The autumnal equinox will officially happen at 9:54 p.m. when the sun is directly in line with the equator and when we see 12 hours of daylight and 12 hours of darkness.
Days will continue to see less amounts of daylight as the Northern Hemisphere approaches the winter solstice.
People will not notice it immediately, but the arrival of fall also signifies the changing color of the leaves. As daylight hours continue to shorten, plants produce less chlorophyll, meaning the leaves will soon start changing colors as the fall season continues.

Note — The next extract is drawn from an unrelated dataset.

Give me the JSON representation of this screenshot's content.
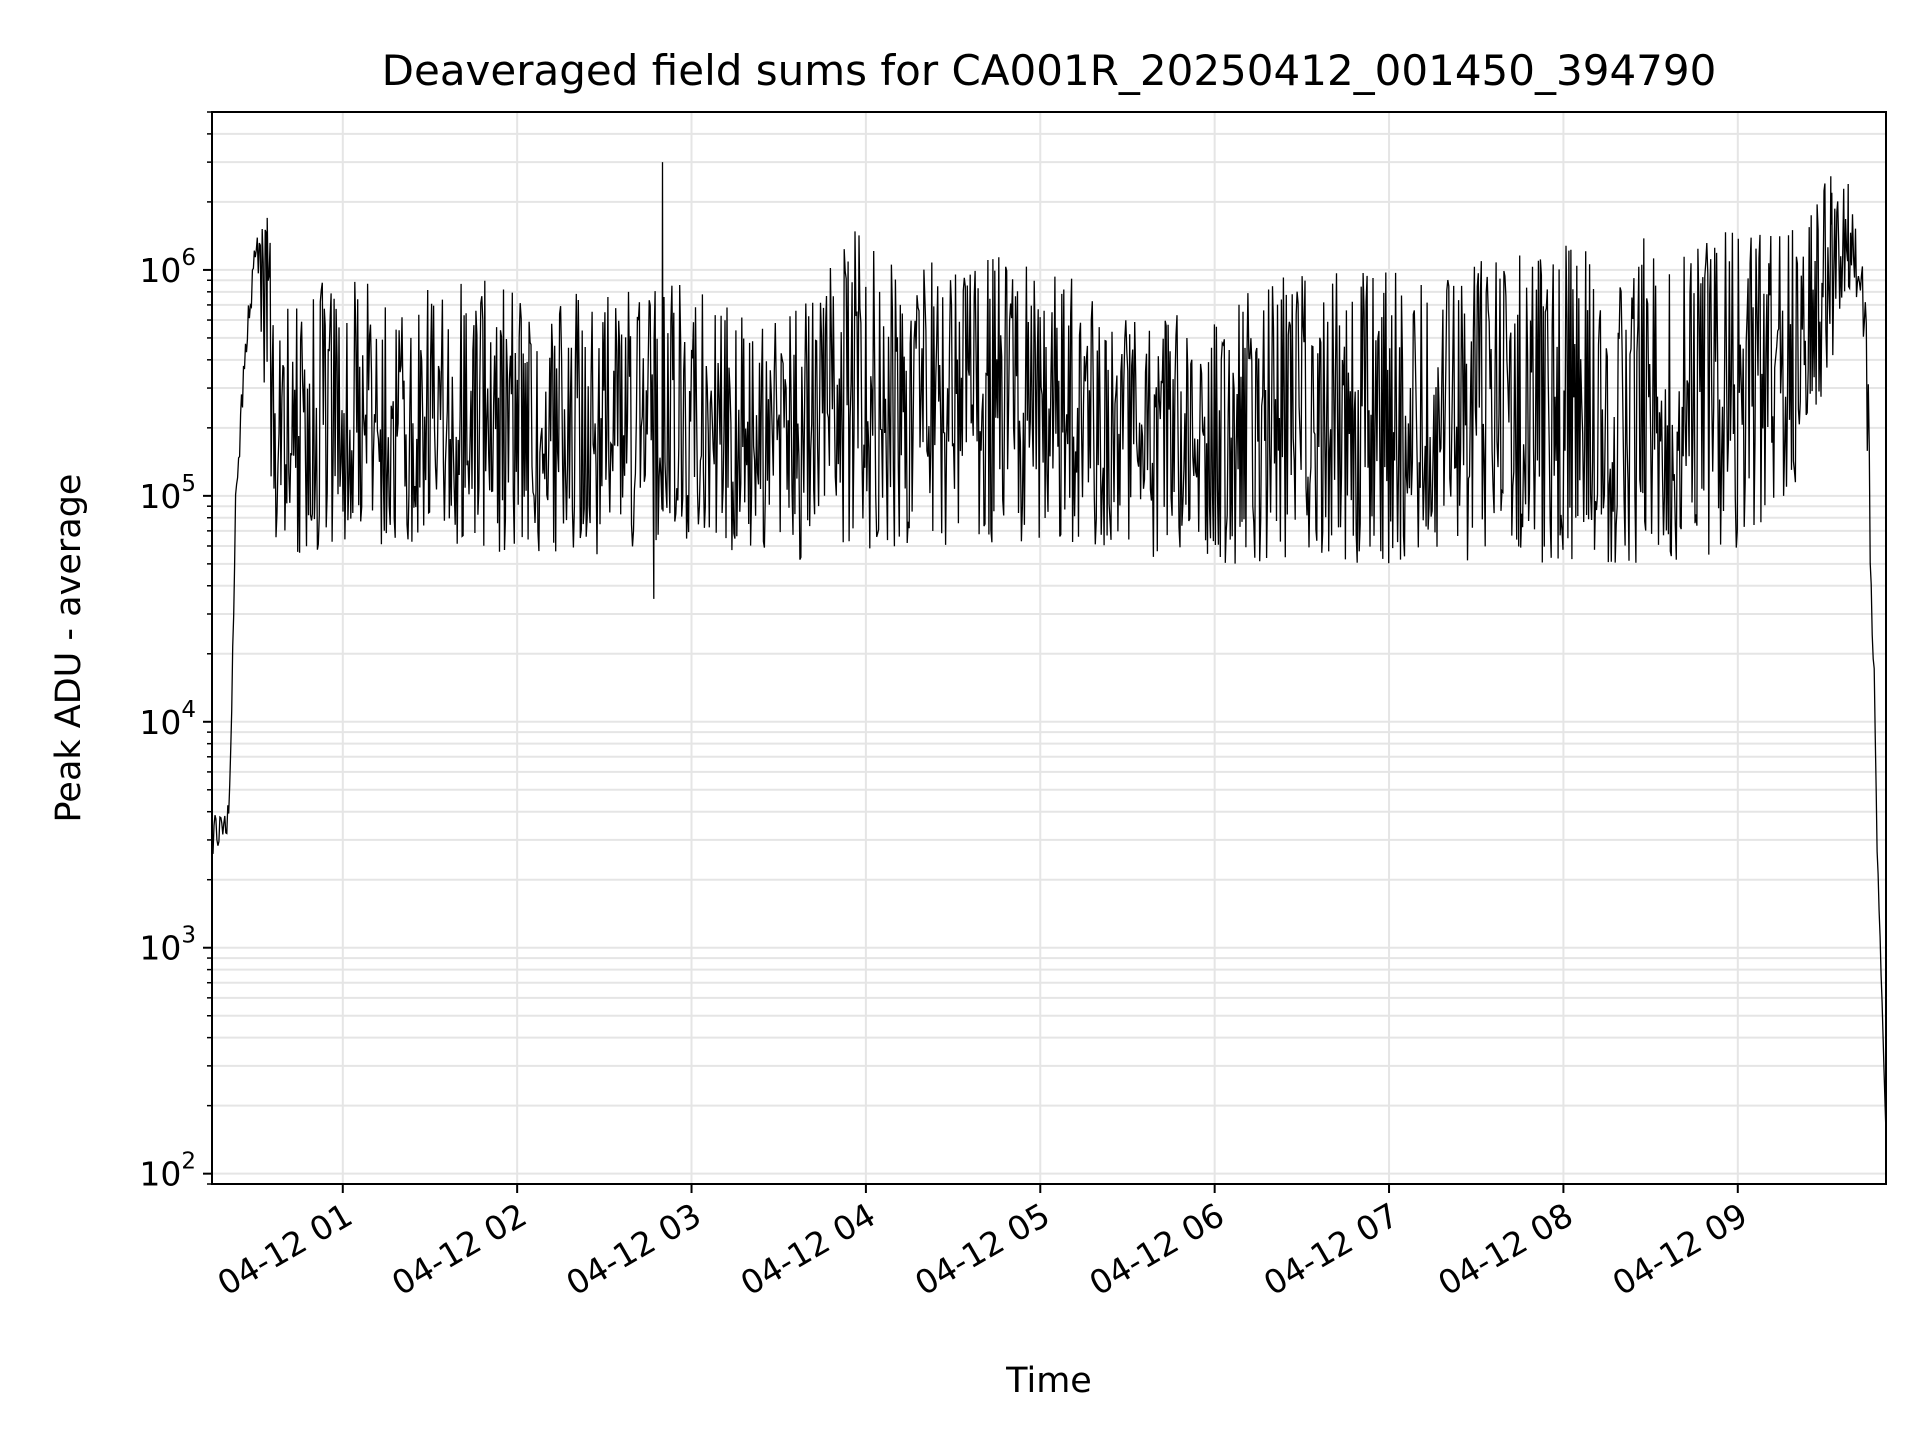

Appalachian State University’s Department of Biology does a great job of providing information on color change in leaves and how weather affects it. To see the best and brightest colors of the fall foliage here in the High Country, the weather needs to be relatively dry and cooler during September. Thankfully most areas around Watauga, Ashe and Avery counties did not receive the huge rainfall totals from Hurricane Florence that were originally predicted. So far this month, Boone has received just over seven inches of rain according to Ray’s Weather Center.
The peak color change in the leaves is dependent on weather, but also on elevation. Areas with higher elevations like Mount Mitchell and Grandfather Mountain will have their peak leaf season before other places at lower elevations like Boone, Newland and West Jefferson.
Peak color predictions can vary about as much as a weather forecast. App State’s Department of Biology is predicting an earlier peak time for the leaves than the Smoky Mountain National Park is for the western portion of the state.